By the 1950s, Disney, who turned out to be a genial middle-aged fellow with the complacently affluent demeanour of a small-town banker, a pillar of the local Rotary Club, had himself become increasingly visible. He would personally introduce promotional shorts for his latest cartoons or, joshed by an animated Mickey Mouse, host a weekly show that my generation used to watch on nine-inch, black-and-white, single-channelled TV screens which took a good minute to warm up. If the very first Disneyland theme park - in Anaheim, an otherwise obscure suburb of Los Angeles - was, in our collective imagination, the closest thing to an earthly paradise, then Disney himself was God.

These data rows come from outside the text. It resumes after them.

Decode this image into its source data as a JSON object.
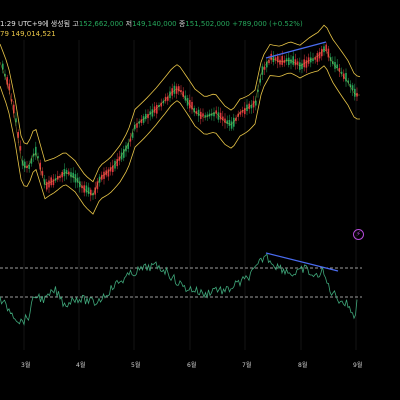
{
  "header": {
    "timestamp": "1:29 UTC+9에 생성됨",
    "high_label": "고",
    "high_value": "152,662,000",
    "low_label": "저",
    "low_value": "149,140,000",
    "close_label": "종",
    "close_value": "151,502,000",
    "change": "+789,000 (+0.52%)",
    "ma_period": "79",
    "ma_value": "149,014,521"
  },
  "x_axis": {
    "labels": [
      "3월",
      "4월",
      "5월",
      "6월",
      "7월",
      "8월",
      "9월"
    ]
  },
  "icons": {
    "mark": "lightning-icon",
    "mark_glyph": "⚡"
  },
  "colors": {
    "background": "#000000",
    "up": "#26a65b",
    "down": "#e0393e",
    "band": "#e8c547",
    "rsi": "#3fa77a",
    "trendline": "#4a6cf0",
    "guide": "#d0d0d0",
    "grid": "#2a2a2a"
  }
}
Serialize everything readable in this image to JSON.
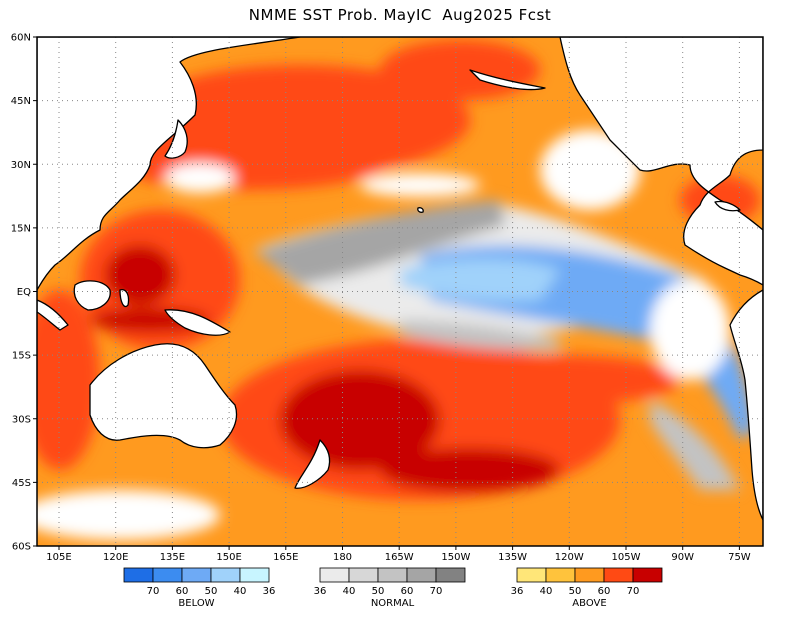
{
  "title": "NMME SST Prob. MayIC  Aug2025 Fcst",
  "map": {
    "lat_labels": [
      "60N",
      "45N",
      "30N",
      "15N",
      "EQ",
      "15S",
      "30S",
      "45S",
      "60S"
    ],
    "lon_labels": [
      "105E",
      "120E",
      "135E",
      "150E",
      "165E",
      "180",
      "165W",
      "150W",
      "135W",
      "120W",
      "105W",
      "90W",
      "75W"
    ],
    "ocean_colour": "#ff9a1f",
    "land_colour": "#ffffff",
    "coast_colour": "#000000"
  },
  "legend": {
    "below": {
      "label": "BELOW",
      "ticks": [
        "70",
        "60",
        "50",
        "40",
        "36"
      ],
      "colors": [
        "#1e6ee6",
        "#3c8cf0",
        "#6eaaf5",
        "#a0d2fa",
        "#c8f5ff"
      ]
    },
    "normal": {
      "label": "NORMAL",
      "ticks": [
        "36",
        "40",
        "50",
        "60",
        "70"
      ],
      "colors": [
        "#ebebeb",
        "#d7d7d7",
        "#c3c3c3",
        "#a5a5a5",
        "#828282"
      ]
    },
    "above": {
      "label": "ABOVE",
      "ticks": [
        "36",
        "40",
        "50",
        "60",
        "70"
      ],
      "colors": [
        "#ffe678",
        "#ffc33c",
        "#ff9a1f",
        "#ff4a14",
        "#c80000"
      ]
    }
  }
}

Now, for many, he's the Devil. The theme-park culture is ubiquitous, the infantilism rotting the core of the American cinema can be directly traced to his influence and, in any event (except that a Disney movie is, precisely, no longer an event), the company's output is currently indistinguishable from that of most other Hollywood studios.

Disney's name will, of course, live on into the new century. It will survive, however, not as the name of an artist, of a once-living individual, but as that of a multinational corporation (curiously, the handwriting of the "Walt Disney" trademark would seem to have been designed by the same person as that of "Coca-Cola"). Walt Disney is, in fact, a fascinating case of a man who has been transformed, like one of his own fairy-tale creatures, into a logo.